Example question: What information is valuable for determining whom to ask about matcha recommendations?
Trust in Broader Context
Trust in Other Domains:
Example: U.S. Department of Health and Human Services and FDA.
Definition of Trust
What is Trust?:
Definition: Belief in the reliability, truth, ability, or prosociality of someone.
Focus of Today’s Discussion: Epistemic trust (trust for knowledge).
Difference: Epistemic trust is distinct from emotional or interpersonal trust.
Learning Sources and Knowledge Acquisition
Learning Without Others:
Examples of self-derived learning include:
Recognizing natural patterns (e.g., tides, ripening of coconuts).
Observing cause and effect relationships.
Learning Through Social Interaction:
Some knowledge requires social construction, such as:
Identifying edible versus poisonous plants.
Learning cultural techniques (e.g., making fire).
Understanding language and social norms.
Core Insight: While humans can infer natural patterns independently, complex cultural knowledge necessitates relying on community testimony.
The Core Idea of Collective Knowledge
Human Learning by Collective Knowledge:
Main Point: Humans are not typically adept at solving survival problems in isolation.
Cumulative Culture: Knowledge is built across generations through copying, teaching, and trusting others.
Social Learning Biases:
Prestige Bias: Imitating individuals with high status or respect.
Success Bias: Copying those who demonstrate success.
Conformity Bias: Following majority behavior.
Outcome: Societal success is driven by groups rather than individual intelligence, relying heavily on trust and information sharing.
Language Learning as a Trust Example
Young Children's Trust in Language:
Under age four:
Koenig & Echols (2003): 16-month-olds notice and react to mislabeling (example: correcting a misidentified object).
Koenig et al. (2005): 3-year-olds can discern accurate identities based on correctness.
At Age Four:
Koenig & Harris (2005): Children begin to prefer accurate speakers, applying this discernment to both verbal and nonverbal actions.
Key Takeaway: Children monitor and evaluate accuracy to decide who is worth trusting.
Research on Trust in Testimony
Core Questions from Research:
Do children track the reliability of informants?
Do children use previous accuracy to evaluate current trust in new information?

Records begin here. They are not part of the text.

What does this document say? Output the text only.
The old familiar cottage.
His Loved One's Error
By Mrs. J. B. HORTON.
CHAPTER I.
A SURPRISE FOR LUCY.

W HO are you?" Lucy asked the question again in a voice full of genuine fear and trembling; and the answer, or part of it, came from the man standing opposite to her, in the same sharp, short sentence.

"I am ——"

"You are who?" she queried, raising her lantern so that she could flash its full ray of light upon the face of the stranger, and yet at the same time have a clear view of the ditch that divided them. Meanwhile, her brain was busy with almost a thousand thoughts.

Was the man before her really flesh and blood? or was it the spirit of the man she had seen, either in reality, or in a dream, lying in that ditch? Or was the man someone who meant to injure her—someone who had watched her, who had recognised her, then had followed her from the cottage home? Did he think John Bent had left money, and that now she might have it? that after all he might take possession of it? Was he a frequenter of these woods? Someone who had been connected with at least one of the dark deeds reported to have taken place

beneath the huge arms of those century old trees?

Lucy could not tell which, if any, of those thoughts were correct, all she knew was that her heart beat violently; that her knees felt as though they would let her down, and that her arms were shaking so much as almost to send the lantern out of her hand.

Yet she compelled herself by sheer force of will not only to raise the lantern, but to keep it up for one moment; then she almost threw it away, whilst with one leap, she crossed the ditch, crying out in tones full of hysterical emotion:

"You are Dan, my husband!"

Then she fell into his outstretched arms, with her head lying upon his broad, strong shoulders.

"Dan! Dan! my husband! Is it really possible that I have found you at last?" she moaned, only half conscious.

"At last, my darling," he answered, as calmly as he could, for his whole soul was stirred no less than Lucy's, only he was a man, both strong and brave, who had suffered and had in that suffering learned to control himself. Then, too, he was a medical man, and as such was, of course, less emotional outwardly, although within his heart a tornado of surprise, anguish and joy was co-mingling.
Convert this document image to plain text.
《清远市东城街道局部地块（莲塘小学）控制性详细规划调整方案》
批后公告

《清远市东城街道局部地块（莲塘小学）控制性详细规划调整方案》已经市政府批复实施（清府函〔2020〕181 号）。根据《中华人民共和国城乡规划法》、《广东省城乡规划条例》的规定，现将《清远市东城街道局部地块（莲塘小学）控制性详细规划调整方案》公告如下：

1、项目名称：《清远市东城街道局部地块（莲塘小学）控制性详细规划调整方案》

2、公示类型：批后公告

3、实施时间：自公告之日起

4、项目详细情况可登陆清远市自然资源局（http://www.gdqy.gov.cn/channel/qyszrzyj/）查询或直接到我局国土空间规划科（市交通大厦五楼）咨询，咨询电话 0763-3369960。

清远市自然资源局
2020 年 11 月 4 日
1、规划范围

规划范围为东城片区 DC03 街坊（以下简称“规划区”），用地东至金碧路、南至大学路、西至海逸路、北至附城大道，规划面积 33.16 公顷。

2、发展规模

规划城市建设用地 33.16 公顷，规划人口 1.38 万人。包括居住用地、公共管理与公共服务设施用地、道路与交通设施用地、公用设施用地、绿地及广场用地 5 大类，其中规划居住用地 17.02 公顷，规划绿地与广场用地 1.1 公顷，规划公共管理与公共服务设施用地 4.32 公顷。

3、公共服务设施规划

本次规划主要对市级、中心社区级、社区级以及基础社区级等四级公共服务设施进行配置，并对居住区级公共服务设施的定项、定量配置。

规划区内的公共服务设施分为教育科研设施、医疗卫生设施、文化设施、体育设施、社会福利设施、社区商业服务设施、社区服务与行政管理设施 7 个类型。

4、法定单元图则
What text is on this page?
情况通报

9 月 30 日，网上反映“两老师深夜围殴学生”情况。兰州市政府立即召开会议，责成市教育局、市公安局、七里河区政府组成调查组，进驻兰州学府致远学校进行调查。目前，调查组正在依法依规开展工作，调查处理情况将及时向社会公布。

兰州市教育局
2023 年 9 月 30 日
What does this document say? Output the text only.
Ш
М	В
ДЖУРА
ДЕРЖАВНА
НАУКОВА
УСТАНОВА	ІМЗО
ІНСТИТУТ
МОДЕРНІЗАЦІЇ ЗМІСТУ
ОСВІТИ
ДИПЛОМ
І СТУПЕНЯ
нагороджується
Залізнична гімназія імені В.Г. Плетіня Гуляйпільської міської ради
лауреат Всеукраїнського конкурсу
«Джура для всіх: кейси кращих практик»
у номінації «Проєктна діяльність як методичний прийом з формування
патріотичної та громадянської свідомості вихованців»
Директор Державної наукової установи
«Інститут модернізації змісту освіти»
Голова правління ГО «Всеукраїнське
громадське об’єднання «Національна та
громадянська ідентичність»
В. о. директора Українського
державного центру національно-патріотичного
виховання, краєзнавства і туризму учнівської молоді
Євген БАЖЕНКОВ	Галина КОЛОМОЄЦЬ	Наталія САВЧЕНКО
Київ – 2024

Research Experiments Overview
Familiarization Tasks
Show children familiarized with informants who provide either correct or incorrect responses about objects.
Test Trials Examples
Example Queries:
Asking the child to identify an object after experiencing contrasting informant reliability.
Findings from Koenig & Harris Studies (2005)
Children encode the identity and reliability of speakers:
3- and 4-year-olds recognize the more reliable informant following exposure to both accurate and inaccurate speakers.
Experiment Summaries
Experiment 1:
Children interact with two informants (one accurate, one inaccurate) and show preference for the accurate informant on new objects.
Experiment 2:
Introduced a knowledgeable versus ignorant speaker; children chose knowledgeable informant regardless of age.
Experiment 3:
Trust extends to nonverbal information; children prefer demonstrations from reliable informants.
Additional Findings in Trust Dynamics
Trust considerations influenced by criteria other than direct reliability:
Corriveau et al. (2013): Age preference shifts based on informant reliability over accent.
Jaswal & Neely (2006): Children prefer peers over adults based on past reliability, highlighting that accuracy surpasses age.
Corriveau & Harris (2009): Older children moderate familiarity preferences using informant accuracy as a measure.
Overall Insights
Selective Learning in Children:
Children are discerning learners, actively filtering information based on perceived reliability cues.
Activity Prompt
Study Guide Creation:
Task to synthesize and summarize arguments and key points from assigned readings on trust and understanding in children.